ELEŞTİRİSEL ZİHNİYET
|
Prof. Dr. Necati ÖNER
19-22 Kasım 1986'da, Ankara'da, düzenlenen "Türkiye Birinci Felsefe-Mantık-Bilim Tarihi Sempozyumu"nda "Üç Temel Zihniyet" adı ile bir bildiri sunmuştum. Bildiri 1991'de adı geçen sempozyumun bildiri kitabında, daha sonra Felsefe Yolunda Düşünceler adlı kitabımda (ilk baskı 1993-ikinci baskı 1999) yayınlamıştım.
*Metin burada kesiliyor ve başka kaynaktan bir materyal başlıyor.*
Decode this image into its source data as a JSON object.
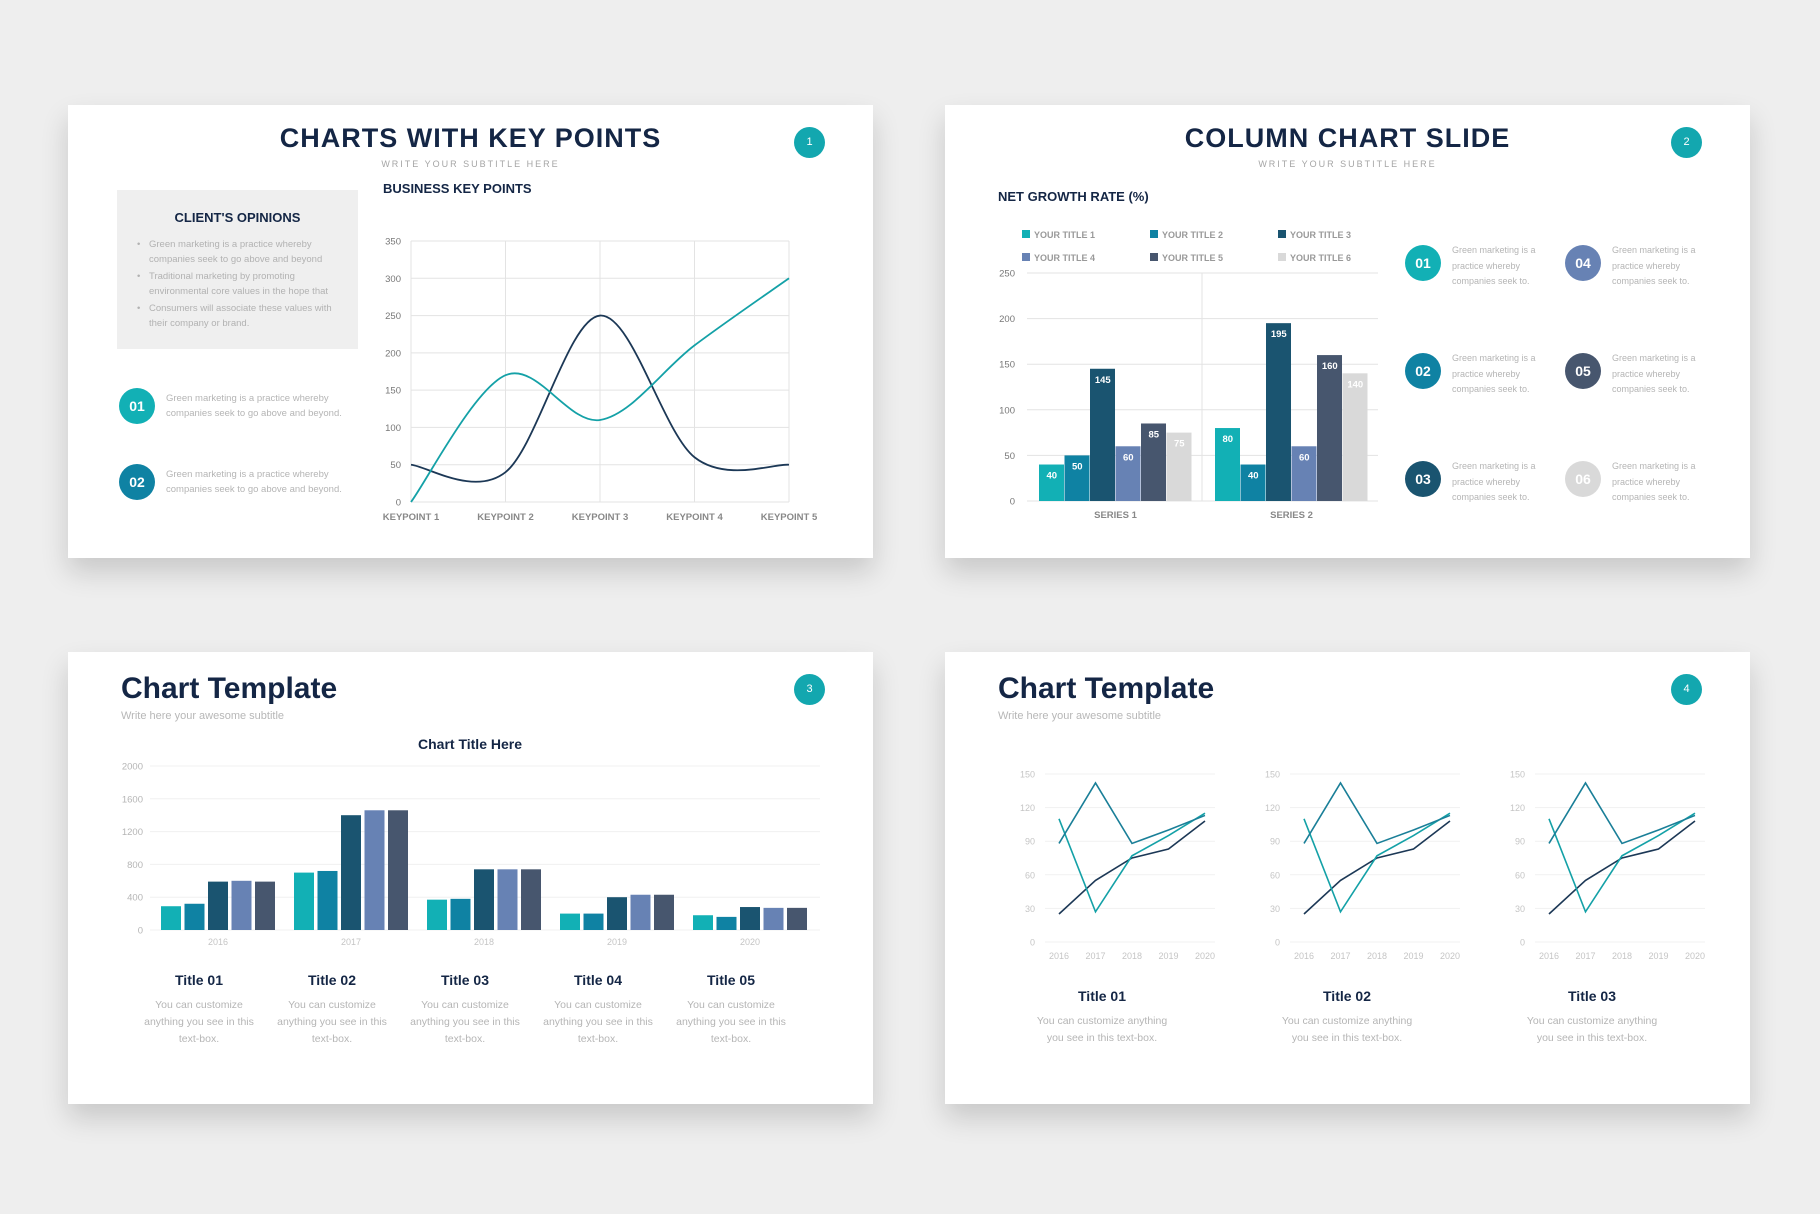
{
  "colors": {
    "teal": "#12b0b5",
    "mid_teal": "#0f82a3",
    "dark_teal": "#1a5470",
    "slate_blue": "#6782b4",
    "slate": "#47566e",
    "light_gray": "#d9d9d9",
    "navy": "#142645",
    "dark_line": "#1c3856",
    "teal_line": "#14a1a7"
  },
  "slide1": {
    "title": "CHARTS WITH KEY POINTS",
    "subtitle": "WRITE YOUR SUBTITLE HERE",
    "number": "1",
    "opinions_heading": "CLIENT'S OPINIONS",
    "opinions": [
      "Green marketing is a practice whereby companies seek to go above and beyond",
      "Traditional marketing by promoting environmental core values in the hope that",
      "Consumers will associate these values with their company or brand."
    ],
    "points": [
      {
        "num": "01",
        "text": "Green marketing is a practice whereby companies seek to go above and beyond."
      },
      {
        "num": "02",
        "text": "Green marketing is a practice whereby companies seek to go above and beyond."
      }
    ]
  },
  "slide2": {
    "title": "COLUMN CHART SLIDE",
    "subtitle": "WRITE YOUR SUBTITLE HERE",
    "number": "2",
    "items": [
      {
        "num": "01",
        "color": "#12b0b5",
        "text": "Green marketing is a practice whereby companies seek to."
      },
      {
        "num": "04",
        "color": "#6782b4",
        "text": "Green marketing is a practice whereby companies seek to."
      },
      {
        "num": "02",
        "color": "#0f82a3",
        "text": "Green marketing is a practice whereby companies seek to."
      },
      {
        "num": "05",
        "color": "#47566e",
        "text": "Green marketing is a practice whereby companies seek to."
      },
      {
        "num": "03",
        "color": "#1a5470",
        "text": "Green marketing is a practice whereby companies seek to."
      },
      {
        "num": "06",
        "color": "#d9d9d9",
        "text": "Green marketing is a practice whereby companies seek to."
      }
    ]
  },
  "slide3": {
    "title": "Chart Template",
    "subtitle": "Write here your awesome subtitle",
    "number": "3",
    "cards": [
      {
        "title": "Title 01",
        "desc": "You can customize anything you see in this text-box."
      },
      {
        "title": "Title 02",
        "desc": "You can customize anything you see in this text-box."
      },
      {
        "title": "Title 03",
        "desc": "You can customize anything you see in this text-box."
      },
      {
        "title": "Title 04",
        "desc": "You can customize anything you see in this text-box."
      },
      {
        "title": "Title 05",
        "desc": "You can customize anything you see in this text-box."
      }
    ]
  },
  "slide4": {
    "title": "Chart Template",
    "subtitle": "Write here your awesome subtitle",
    "number": "4",
    "cards": [
      {
        "title": "Title 01",
        "desc": "You can customize anything you see in this text-box."
      },
      {
        "title": "Title 02",
        "desc": "You can customize anything you see in this text-box."
      },
      {
        "title": "Title 03",
        "desc": "You can customize anything you see in this text-box."
      }
    ]
  },
  "chart_data": [
    {
      "id": "key-points",
      "type": "line",
      "title": "BUSINESS KEY POINTS",
      "categories": [
        "KEYPOINT 1",
        "KEYPOINT 2",
        "KEYPOINT 3",
        "KEYPOINT 4",
        "KEYPOINT 5"
      ],
      "series": [
        {
          "color": "#1c3856",
          "values": [
            50,
            40,
            250,
            60,
            50
          ]
        },
        {
          "color": "#14a1a7",
          "values": [
            0,
            170,
            110,
            210,
            300
          ]
        }
      ],
      "ylim": [
        0,
        350
      ],
      "yticks": [
        0,
        50,
        100,
        150,
        200,
        250,
        300,
        350
      ],
      "grid": true
    },
    {
      "id": "net-growth",
      "type": "bar",
      "title": "NET GROWTH RATE (%)",
      "categories": [
        "SERIES 1",
        "SERIES 2"
      ],
      "series": [
        {
          "name": "YOUR TITLE 1",
          "color": "#12b0b5",
          "values": [
            40,
            80
          ]
        },
        {
          "name": "YOUR TITLE 2",
          "color": "#0f82a3",
          "values": [
            50,
            40
          ]
        },
        {
          "name": "YOUR TITLE 3",
          "color": "#1a5470",
          "values": [
            145,
            195
          ]
        },
        {
          "name": "YOUR TITLE 4",
          "color": "#6782b4",
          "values": [
            60,
            60
          ]
        },
        {
          "name": "YOUR TITLE 5",
          "color": "#47566e",
          "values": [
            85,
            160
          ]
        },
        {
          "name": "YOUR TITLE 6",
          "color": "#d9d9d9",
          "values": [
            75,
            140
          ]
        }
      ],
      "ylim": [
        0,
        250
      ],
      "yticks": [
        0,
        50,
        100,
        150,
        200,
        250
      ],
      "legend": "top"
    },
    {
      "id": "chart-title-here",
      "type": "bar",
      "title": "Chart Title Here",
      "categories": [
        "2016",
        "2017",
        "2018",
        "2019",
        "2020"
      ],
      "series": [
        {
          "color": "#12b0b5",
          "values": [
            290,
            700,
            370,
            200,
            180
          ]
        },
        {
          "color": "#0f82a3",
          "values": [
            320,
            720,
            380,
            200,
            160
          ]
        },
        {
          "color": "#1a5470",
          "values": [
            590,
            1400,
            740,
            400,
            280
          ]
        },
        {
          "color": "#6782b4",
          "values": [
            600,
            1460,
            740,
            430,
            270
          ]
        },
        {
          "color": "#47566e",
          "values": [
            590,
            1460,
            740,
            430,
            270
          ]
        }
      ],
      "ylim": [
        0,
        2000
      ],
      "yticks": [
        0,
        400,
        800,
        1200,
        1600,
        2000
      ]
    },
    {
      "id": "line-1",
      "type": "line",
      "categories": [
        "2016",
        "2017",
        "2018",
        "2019",
        "2020"
      ],
      "series": [
        {
          "color": "#1c3856",
          "values": [
            25,
            55,
            75,
            83,
            108
          ]
        },
        {
          "color": "#14a1a7",
          "values": [
            110,
            27,
            77,
            95,
            115
          ]
        },
        {
          "color": "#1a7f98",
          "values": [
            88,
            142,
            88,
            100,
            113
          ]
        }
      ],
      "ylim": [
        0,
        150
      ],
      "yticks": [
        0,
        30,
        60,
        90,
        120,
        150
      ]
    },
    {
      "id": "line-2",
      "type": "line",
      "categories": [
        "2016",
        "2017",
        "2018",
        "2019",
        "2020"
      ],
      "series": [
        {
          "color": "#1c3856",
          "values": [
            25,
            55,
            75,
            83,
            108
          ]
        },
        {
          "color": "#14a1a7",
          "values": [
            110,
            27,
            77,
            95,
            115
          ]
        },
        {
          "color": "#1a7f98",
          "values": [
            88,
            142,
            88,
            100,
            113
          ]
        }
      ],
      "ylim": [
        0,
        150
      ],
      "yticks": [
        0,
        30,
        60,
        90,
        120,
        150
      ]
    },
    {
      "id": "line-3",
      "type": "line",
      "categories": [
        "2016",
        "2017",
        "2018",
        "2019",
        "2020"
      ],
      "series": [
        {
          "color": "#1c3856",
          "values": [
            25,
            55,
            75,
            83,
            108
          ]
        },
        {
          "color": "#14a1a7",
          "values": [
            110,
            27,
            77,
            95,
            115
          ]
        },
        {
          "color": "#1a7f98",
          "values": [
            88,
            142,
            88,
            100,
            113
          ]
        }
      ],
      "ylim": [
        0,
        150
      ],
      "yticks": [
        0,
        30,
        60,
        90,
        120,
        150
      ]
    }
  ]
}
Bildiride Lévy-Bruhle'den beri kabul edilen olgusal (positiv) ve bfyüsel (magique) diye adlandırılan, insanın, iki temel zihniyetine eleştirisel (critique) diye bir üçüncüsünü eklemiş, bunun felsefe ve dinde görüldüğünü söylemiştim. Bu iddiam ne sempozyumda ne de sonradan hiçbir yankı yapmadı. Ülkemiz düşünce dünyasında sık rastlanan kayıtsızlık örneklerine ek olarak unutulup gitti, fakat sorun üzerinde durmama engel olmadı. Bu konudaki fikirlerimde bazı değişiklikler ve bazı açıklamalar yapma gerekliliğini duydum.
Eleştirisel zihniyetin büyüsel ve olgusal zihniyetler yaranda, onlardan farklı, temel bir zihniyet olduğu kanaatimi muhafaza ediyorum. Eğer böyle bir temel zihniyet olmasa idi Auguste Comte'un anlayışı dışında bir felsefe yapılamazdı; yani metafizik konularla insan meşgul olmazdı. Halbuki her devirde metafizik konulan ele alan büyük filozoflar yetişmiştir. Günümüzde de bu çalışmalar devam etmektedir. İnsan, olgusal zihniyetin eseri olan bilimle yetinmiyor. Bu verilerin ötesine geçmemek için akla sınır çizilemiyor.
Düşünme konusu olmaktan çıkarılamayan Allah, varlık, öz, varoluş gibi bir çok felsefî sorunu büyüsel veya olgusal zihniyetle işleyemezsiniz. Büyüsel zihniyette gizli, görünmez güçlere sığınmaya, her şeyi, ilgili objenin içinde taşıdığına inandığı gizli güçle açıklamaya zorlayan bir ortam vardır. Bu ortamda büyü, sihir, fal gibi vasıtalarla, pratik sorunların çözümü için bir tatmin yolu aranır.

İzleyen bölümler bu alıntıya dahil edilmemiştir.